Jan Tucek looked across at me. ‘You do not speak any other language but English, you understand?’ It wasn’t a question. It was a statement. He knew it to be false and before I could say anything he had turned to the shadow and was speaking rapidly in Czech: ‘Mr. Farrell does not speak any language but English. I was with him when we fought the Germans over England. He is here as representative for a British firm of machine tool manufacturers.
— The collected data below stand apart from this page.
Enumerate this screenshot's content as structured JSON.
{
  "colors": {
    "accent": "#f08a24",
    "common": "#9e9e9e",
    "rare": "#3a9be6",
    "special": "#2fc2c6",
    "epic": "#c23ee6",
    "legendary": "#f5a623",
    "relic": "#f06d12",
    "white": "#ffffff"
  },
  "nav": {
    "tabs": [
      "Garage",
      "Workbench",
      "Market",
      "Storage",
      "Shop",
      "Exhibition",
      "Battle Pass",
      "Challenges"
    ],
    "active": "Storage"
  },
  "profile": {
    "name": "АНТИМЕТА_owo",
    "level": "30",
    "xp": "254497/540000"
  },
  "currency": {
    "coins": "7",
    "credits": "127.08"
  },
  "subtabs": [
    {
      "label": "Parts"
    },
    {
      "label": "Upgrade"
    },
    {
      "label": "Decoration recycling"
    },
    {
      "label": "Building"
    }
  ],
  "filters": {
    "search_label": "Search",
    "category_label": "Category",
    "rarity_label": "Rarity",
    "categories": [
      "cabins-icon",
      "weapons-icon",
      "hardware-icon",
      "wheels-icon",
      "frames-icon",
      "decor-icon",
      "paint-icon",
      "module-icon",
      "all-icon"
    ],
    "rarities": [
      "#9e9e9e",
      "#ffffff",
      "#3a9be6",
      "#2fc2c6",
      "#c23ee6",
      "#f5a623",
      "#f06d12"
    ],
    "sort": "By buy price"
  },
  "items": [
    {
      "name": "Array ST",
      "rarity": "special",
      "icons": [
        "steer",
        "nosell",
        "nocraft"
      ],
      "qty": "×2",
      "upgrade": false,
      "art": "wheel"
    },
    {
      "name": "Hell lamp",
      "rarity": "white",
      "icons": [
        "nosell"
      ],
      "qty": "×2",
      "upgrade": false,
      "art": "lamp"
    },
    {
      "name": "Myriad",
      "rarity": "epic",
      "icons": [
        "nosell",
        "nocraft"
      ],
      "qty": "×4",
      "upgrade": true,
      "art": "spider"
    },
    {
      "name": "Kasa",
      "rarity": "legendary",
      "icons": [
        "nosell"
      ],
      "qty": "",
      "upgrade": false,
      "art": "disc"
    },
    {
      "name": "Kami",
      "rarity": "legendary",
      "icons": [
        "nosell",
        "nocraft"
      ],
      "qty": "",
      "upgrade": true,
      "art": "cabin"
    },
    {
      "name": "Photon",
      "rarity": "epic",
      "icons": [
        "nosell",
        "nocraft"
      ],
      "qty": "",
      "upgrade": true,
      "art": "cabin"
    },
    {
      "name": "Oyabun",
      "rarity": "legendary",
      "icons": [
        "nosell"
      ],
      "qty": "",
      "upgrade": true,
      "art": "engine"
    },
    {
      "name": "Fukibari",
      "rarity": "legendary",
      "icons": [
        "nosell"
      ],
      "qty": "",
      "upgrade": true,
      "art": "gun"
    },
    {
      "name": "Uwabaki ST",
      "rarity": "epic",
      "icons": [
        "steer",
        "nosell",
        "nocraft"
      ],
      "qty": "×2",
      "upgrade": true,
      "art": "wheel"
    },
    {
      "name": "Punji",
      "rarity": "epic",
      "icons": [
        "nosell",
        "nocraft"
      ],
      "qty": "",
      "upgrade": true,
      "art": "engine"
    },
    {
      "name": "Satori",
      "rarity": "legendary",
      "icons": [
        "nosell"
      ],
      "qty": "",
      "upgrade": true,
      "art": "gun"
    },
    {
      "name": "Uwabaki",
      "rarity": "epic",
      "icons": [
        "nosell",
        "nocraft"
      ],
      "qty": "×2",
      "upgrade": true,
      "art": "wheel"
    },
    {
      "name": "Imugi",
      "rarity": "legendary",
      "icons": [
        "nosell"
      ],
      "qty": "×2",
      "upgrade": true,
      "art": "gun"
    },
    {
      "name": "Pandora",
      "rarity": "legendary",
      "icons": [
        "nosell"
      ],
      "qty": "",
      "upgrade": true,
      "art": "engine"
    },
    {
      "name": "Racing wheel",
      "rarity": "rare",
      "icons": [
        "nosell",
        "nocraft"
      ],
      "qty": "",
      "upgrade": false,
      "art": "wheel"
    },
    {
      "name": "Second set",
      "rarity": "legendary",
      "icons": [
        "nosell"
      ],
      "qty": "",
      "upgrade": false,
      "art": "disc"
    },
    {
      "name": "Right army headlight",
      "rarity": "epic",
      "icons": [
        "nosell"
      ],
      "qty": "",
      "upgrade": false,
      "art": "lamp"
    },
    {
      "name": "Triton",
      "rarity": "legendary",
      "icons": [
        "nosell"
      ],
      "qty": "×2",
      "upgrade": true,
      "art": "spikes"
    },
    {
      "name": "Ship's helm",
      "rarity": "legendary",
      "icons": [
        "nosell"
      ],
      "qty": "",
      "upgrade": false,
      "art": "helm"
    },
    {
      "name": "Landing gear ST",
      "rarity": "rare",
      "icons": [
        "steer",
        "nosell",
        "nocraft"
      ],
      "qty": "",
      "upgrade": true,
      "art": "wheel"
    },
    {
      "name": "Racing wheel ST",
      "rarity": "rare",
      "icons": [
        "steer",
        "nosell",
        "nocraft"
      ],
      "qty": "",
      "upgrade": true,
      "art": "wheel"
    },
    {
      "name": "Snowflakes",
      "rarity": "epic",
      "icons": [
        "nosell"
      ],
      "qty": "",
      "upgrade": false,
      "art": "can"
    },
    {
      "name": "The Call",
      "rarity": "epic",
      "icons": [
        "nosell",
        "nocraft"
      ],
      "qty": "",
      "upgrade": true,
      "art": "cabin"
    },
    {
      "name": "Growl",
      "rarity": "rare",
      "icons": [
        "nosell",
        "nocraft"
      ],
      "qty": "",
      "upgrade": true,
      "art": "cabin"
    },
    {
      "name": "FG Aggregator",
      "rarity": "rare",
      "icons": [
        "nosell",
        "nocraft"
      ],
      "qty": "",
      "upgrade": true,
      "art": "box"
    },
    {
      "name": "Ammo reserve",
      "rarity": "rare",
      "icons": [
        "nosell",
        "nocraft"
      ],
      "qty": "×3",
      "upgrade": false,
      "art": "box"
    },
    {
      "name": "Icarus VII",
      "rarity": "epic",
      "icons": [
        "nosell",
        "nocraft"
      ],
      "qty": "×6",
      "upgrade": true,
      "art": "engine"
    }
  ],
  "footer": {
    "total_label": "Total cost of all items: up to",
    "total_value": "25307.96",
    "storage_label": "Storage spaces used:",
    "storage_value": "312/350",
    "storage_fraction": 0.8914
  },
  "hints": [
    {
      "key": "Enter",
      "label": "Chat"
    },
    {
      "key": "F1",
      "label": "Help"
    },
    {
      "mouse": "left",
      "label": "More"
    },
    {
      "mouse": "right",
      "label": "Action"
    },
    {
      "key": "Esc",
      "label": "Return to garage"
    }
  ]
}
There is nothing political in our meeting.’
‘I cannot allow you to talk without an interpreter,’ the man answered.
‘Then you’d better find one,’ Tucek snapped, ‘for I’m not going to treat an old comrade-in-arms as though he is a stranger just because you are so badly educated you do not speak English.’
The man flushed angrily. Then he turned and hurried out.
‘Now we can talk.’ Jan Tucek smiled. The sunlight caught a flash of gold teeth. But the smile did not extend to his eyes. ‘But we must be quick. Soon he will return with an interpreter. Tell me, where do you stay?’
‘The Hotel Continental,’ I answered.